“The election last February of Mr. Nicos Anastasiades as the new president of the new Greek Cypriot administration itself is a great opportunity because he was the leading supporter of the Annan plan back in 2004 which would resolve the Cyprusproblem, which would reunite the island,” Turkey’s European Affairs Minister Egemen Bagis told AFP in Vilnius.
In 2004, Greek Cypriots voted down a United Nations blueprint named after then secretary-general Kofi Annan which required gradual withdrawal of foreign troops from the island. About 35,000 Turkish troops are stationed in the northern 37 per cent of the island, officially recognised only by Ankara.

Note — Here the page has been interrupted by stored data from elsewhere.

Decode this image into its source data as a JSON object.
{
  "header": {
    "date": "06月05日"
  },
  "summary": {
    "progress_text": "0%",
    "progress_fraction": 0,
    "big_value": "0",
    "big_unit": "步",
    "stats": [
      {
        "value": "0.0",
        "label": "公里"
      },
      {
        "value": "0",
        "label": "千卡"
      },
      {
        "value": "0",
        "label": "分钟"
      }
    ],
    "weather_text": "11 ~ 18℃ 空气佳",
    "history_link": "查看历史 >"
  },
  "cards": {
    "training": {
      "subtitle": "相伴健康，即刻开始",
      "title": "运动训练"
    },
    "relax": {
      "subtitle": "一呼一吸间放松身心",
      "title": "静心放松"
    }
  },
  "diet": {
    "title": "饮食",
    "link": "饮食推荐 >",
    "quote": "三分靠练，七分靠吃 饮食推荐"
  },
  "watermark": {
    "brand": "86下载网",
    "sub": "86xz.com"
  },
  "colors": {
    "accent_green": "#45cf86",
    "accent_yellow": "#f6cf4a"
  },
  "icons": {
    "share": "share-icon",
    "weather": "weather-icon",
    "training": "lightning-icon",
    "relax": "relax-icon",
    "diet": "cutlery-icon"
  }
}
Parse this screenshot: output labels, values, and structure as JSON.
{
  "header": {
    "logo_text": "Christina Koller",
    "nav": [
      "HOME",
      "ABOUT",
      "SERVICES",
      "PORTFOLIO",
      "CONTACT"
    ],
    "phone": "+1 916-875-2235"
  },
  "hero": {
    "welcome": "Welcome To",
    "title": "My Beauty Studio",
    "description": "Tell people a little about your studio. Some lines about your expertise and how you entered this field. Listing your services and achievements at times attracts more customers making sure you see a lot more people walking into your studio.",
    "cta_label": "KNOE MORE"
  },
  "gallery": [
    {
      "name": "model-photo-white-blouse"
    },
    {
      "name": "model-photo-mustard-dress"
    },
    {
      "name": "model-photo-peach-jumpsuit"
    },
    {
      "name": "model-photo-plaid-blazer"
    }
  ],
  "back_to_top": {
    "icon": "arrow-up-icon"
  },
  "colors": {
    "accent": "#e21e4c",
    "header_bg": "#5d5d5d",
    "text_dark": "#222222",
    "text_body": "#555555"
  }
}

Cyprus has been divided since 1974, when Turkish troops invaded and occupied its northern in response to an Athens-engineered coup in Nicosia aimed at union with Greece. Turkey does not recognise the internationally-recognised government of the Republic of Cyprus, which became an EU member in 2004.
It is now a eurozone member fighting bankruptcy, a crisis which Turkish President Abdullah Gul on Wednesday termed an opportunity to work towards a solution, arguing that lifting sanctions on the Turkish-held north and reunification could bring huge economic gains.
“Any solution that is accepted by both the Turkish Cypriots and the Greek Cypriots will have 100 per cent support and blessing of Turkey as long as it is based on the political equality,” Bagis said during a visit to the Lithuanian capital as the Baltic state gears up to assume the EU’s rotating six-month presidency in July. He said Ankara is bent on relaunching in June EU entry talks started in 2005 but which stalled in 2010 over a slew of issues, notably Cyprus.
Bagis also touted Turkey’s moderate brand of Islam within the framework of a market economy and multi-party democracy as an asset to a Europe with an expanding Muslim population. “Islam is also a European reality,” he said.